I can’t help, but ♥ french macarons. Just a dab of frosting sandwiched between two meringue cookies; these tasty little treats are so cute, delicious, and simply irresistible.

In my quest to making the perfect macarons, I learned very quickly that they aren’t easy to master.. Like most things in life. 😉

The first time I tried to make macarons, they turned out so badly they almost destroyed all the confidence that I’ve ever had in my baking skills. They were just one big bubbly, gooey mess. It was really sad.. In retrospect, I probably should’ve looked at more macaron recipes first, instead of using the very first recipe that I could find. The problem is that you need very clear instructions, and a lot of recipes don’t give you that.

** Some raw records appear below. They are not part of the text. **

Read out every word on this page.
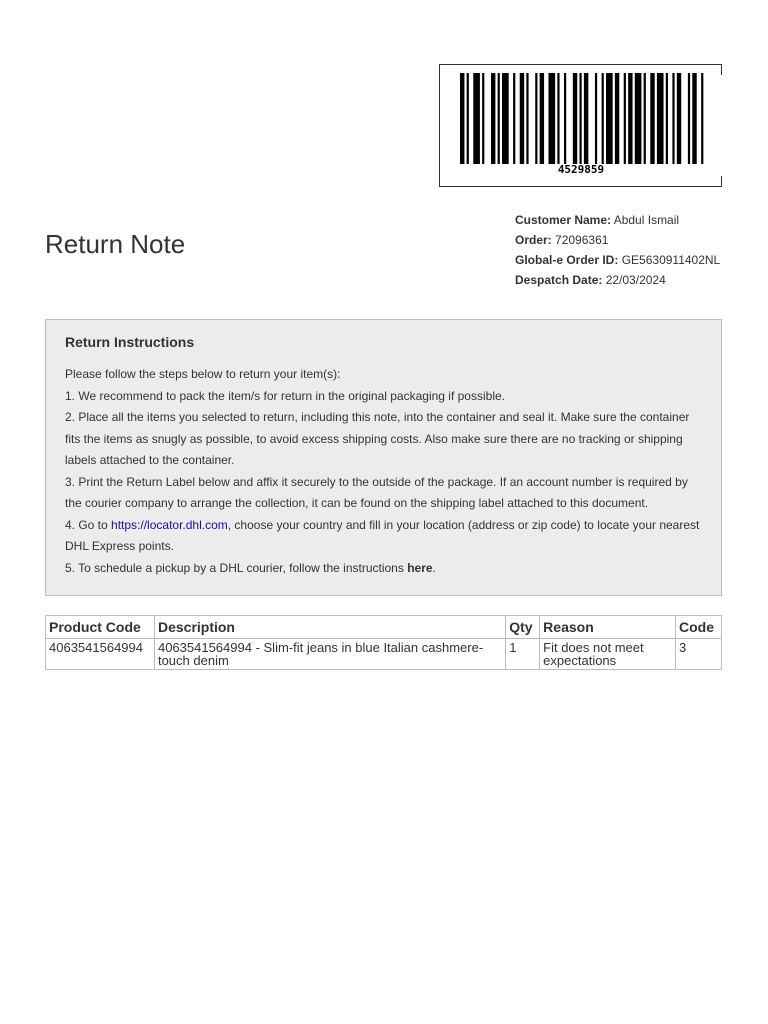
4529859
Return Note
Customer Name: Abdul Ismail
Order: 72096361
Global-e Order ID: GE5630911402NL
Despatch Date: 22/03/2024
Return Instructions

Please follow the steps below to return your item(s):

1. We recommend to pack the item/s for return in the original packaging if possible.

2. Place all the items you selected to return, including this note, into the container and seal it. Make sure the container fits the items as snugly as possible, to avoid excess shipping costs. Also make sure there are no tracking or shipping labels attached to the container.

3. Print the Return Label below and affix it securely to the outside of the package. If an account number is required by the courier company to arrange the collection, it can be found on the shipping label attached to this document.

4. Go to https://locator.dhl.com, choose your country and fill in your location (address or zip code) to locate your nearest DHL Express points.

5. To schedule a pickup by a DHL courier, follow the instructions here.

Product Code	Description	Qty	Reason	Code
4063541564994	4063541564994 - Slim-fit jeans in blue Italian cashmere-touch denim	1	Fit does not meet expectations	3
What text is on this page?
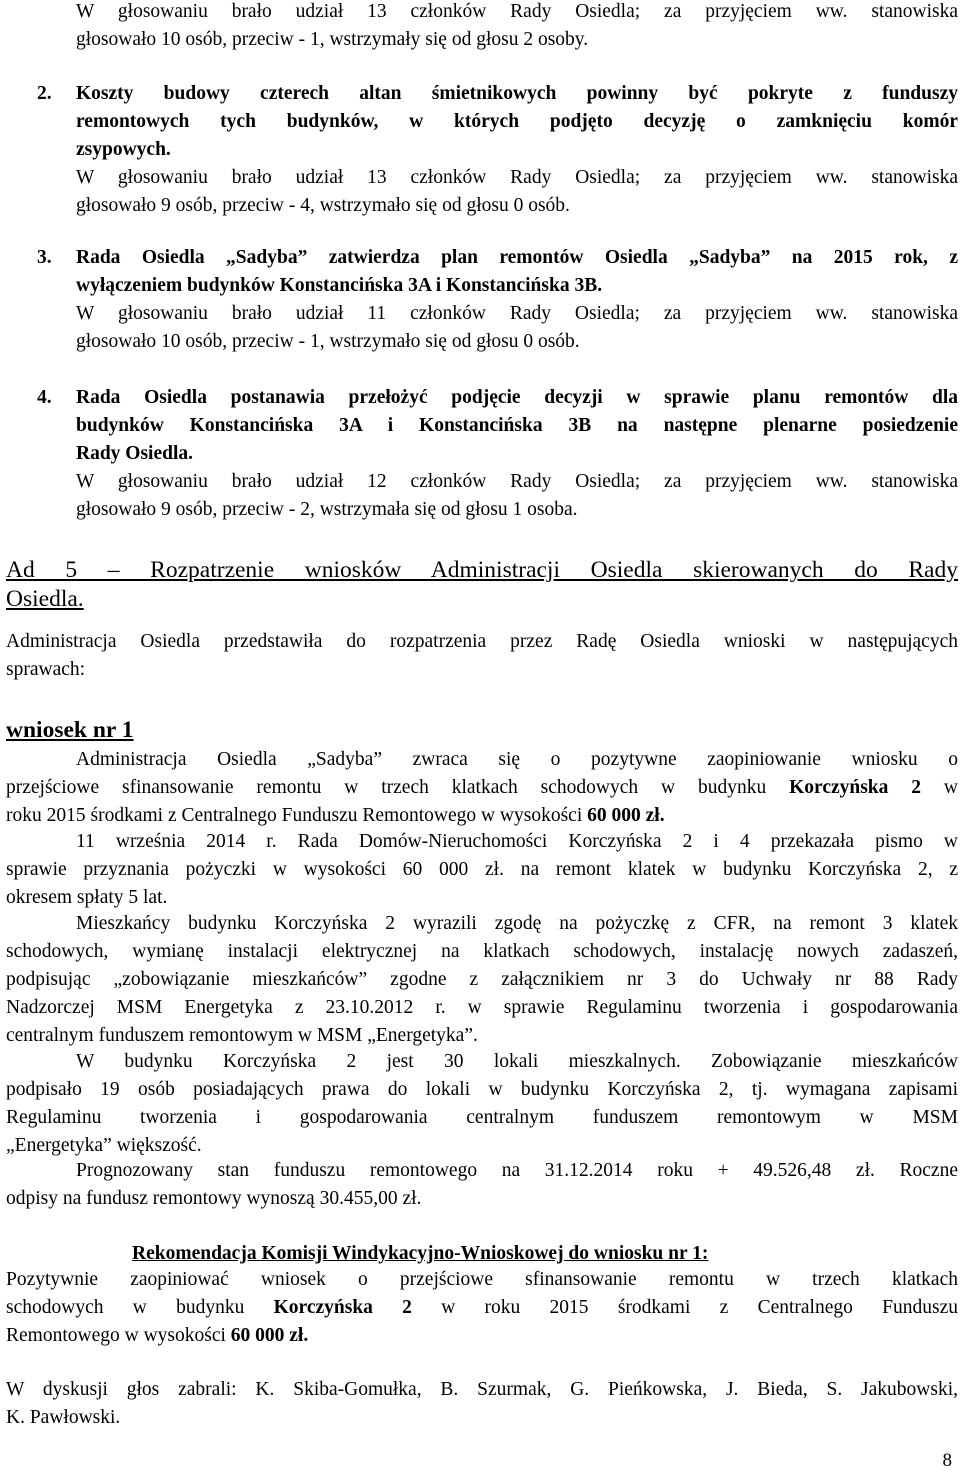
W głosowaniu brało udział 13 członków Rady Osiedla; za przyjęciem ww. stanowiska
głosowało 10 osób, przeciw - 1, wstrzymały się od głosu 2 osoby.
2. Koszty budowy czterech altan śmietnikowych powinny być pokryte z funduszy
remontowych tych budynków, w których podjęto decyzję o zamknięciu komór
zsypowych.
W głosowaniu brało udział 13 członków Rady Osiedla; za przyjęciem ww. stanowiska
głosowało 9 osób, przeciw - 4, wstrzymało się od głosu 0 osób.
3. Rada Osiedla „Sadyba” zatwierdza plan remontów Osiedla „Sadyba” na 2015 rok, z
wyłączeniem budynków Konstancińska 3A i Konstancińska 3B.
W głosowaniu brało udział 11 członków Rady Osiedla; za przyjęciem ww. stanowiska
głosowało 10 osób, przeciw - 1, wstrzymało się od głosu 0 osób.
4. Rada Osiedla postanawia przełożyć podjęcie decyzji w sprawie planu remontów dla
budynków Konstancińska 3A i Konstancińska 3B na następne plenarne posiedzenie
Rady Osiedla.
W głosowaniu brało udział 12 członków Rady Osiedla; za przyjęciem ww. stanowiska
głosowało 9 osób, przeciw - 2, wstrzymała się od głosu 1 osoba.
Ad 5 – Rozpatrzenie wniosków Administracji Osiedla skierowanych do Rady
Osiedla.
Administracja Osiedla przedstawiła do rozpatrzenia przez Radę Osiedla wnioski w następujących
sprawach:
wniosek nr 1
Administracja Osiedla „Sadyba” zwraca się o pozytywne zaopiniowanie wniosku o
przejściowe sfinansowanie remontu w trzech klatkach schodowych w budynku Korczyńska 2 w
roku 2015 środkami z Centralnego Funduszu Remontowego w wysokości 60 000 zł.
11 września 2014 r. Rada Domów-Nieruchomości Korczyńska 2 i 4 przekazała pismo w
sprawie przyznania pożyczki w wysokości 60 000 zł. na remont klatek w budynku Korczyńska 2, z
okresem spłaty 5 lat.
Mieszkańcy budynku Korczyńska 2 wyrazili zgodę na pożyczkę z CFR, na remont 3 klatek
schodowych, wymianę instalacji elektrycznej na klatkach schodowych, instalację nowych zadaszeń,
podpisując „zobowiązanie mieszkańców” zgodne z załącznikiem nr 3 do Uchwały nr 88 Rady
Nadzorczej MSM Energetyka z 23.10.2012 r. w sprawie Regulaminu tworzenia i gospodarowania
centralnym funduszem remontowym w MSM „Energetyka”.
W budynku Korczyńska 2 jest 30 lokali mieszkalnych. Zobowiązanie mieszkańców
podpisało 19 osób posiadających prawa do lokali w budynku Korczyńska 2, tj. wymagana zapisami
Regulaminu tworzenia i gospodarowania centralnym funduszem remontowym w MSM
„Energetyka” większość.
Prognozowany stan funduszu remontowego na 31.12.2014 roku + 49.526,48 zł. Roczne
odpisy na fundusz remontowy wynoszą 30.455,00 zł.
Rekomendacja Komisji Windykacyjno-Wnioskowej do wniosku nr 1:
Pozytywnie zaopiniować wniosek o przejściowe sfinansowanie remontu w trzech klatkach
schodowych w budynku Korczyńska 2 w roku 2015 środkami z Centralnego Funduszu
Remontowego w wysokości 60 000 zł.
W dyskusji głos zabrali: K. Skiba-Gomułka, B. Szurmak, G. Pieńkowska, J. Bieda, S. Jakubowski,
K. Pawłowski.
8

As I casually browsed for “french macarons” on YouTube one day, I stumbled upon a very helpful video by lovelyladycakes. Her How to make French Macarons video is really easy to follow. I appreciate her enthusiasm and how she genuinely seems like a happy person – who doesn’t like happy people? I’ve been using her recipe as the base recipe for other flavored macarons that I’m currently experimenting with, and I’m finding that the base recipe is working out very successfully.

Here are some things that I’ve learned so far in macaron baking that you might also find helpful:

  • I was really lazy and tried to skip out on sifting the ground almonds and icing sugar. The result is a batch of macarons with bumpy surfaces. If you want the tops of the macarons to be smooth (as they should be), then pour the almonds and sugar into a food processor and process for about a minute, and then sift the mixture. Otherwise, your macarons will look like this:
bumpy surface :(

bumpy surface… fail 😦

  • When whisking the egg whites and fine sugar, you absolutely must whisk until stiff peaks form. Otherwise, your batter will be runny and your macarons won’t rise. I don’t have a fancy standing mixer so I just make do with my cheap handmixer. Whisk the egg whites on medium-low speed for about a minute, then turn the speed up to medium-high to whisk for 2 minutes. The egg whites should look fluffy and smooth by now. Gradually add fine sugar to the egg whites while whisking for another 2 minutes. Stiff peaks should be achieved at this point. However, if you find that the peaks aren’t quite stiff, then whisk for an extra minute on medium-high.
stiff peaks

stiff peaks

  • Piping the macaron batter takes some practice. Be patient! Try to pipe small rounds that are just about 1 inch wide and at least 1/2 inch apart. You don’t want them to stick to each other.
matcha (green tea) macarons

matcha (green tea) macarons

Take your time to perfect the base recipe. Don’t expect to get it right the first time, but definitely don’t give up because once you get it right, you’re going to feel like a million bucks. So, go! Get lots of practice until you’re comfortable enough to start making different flavors.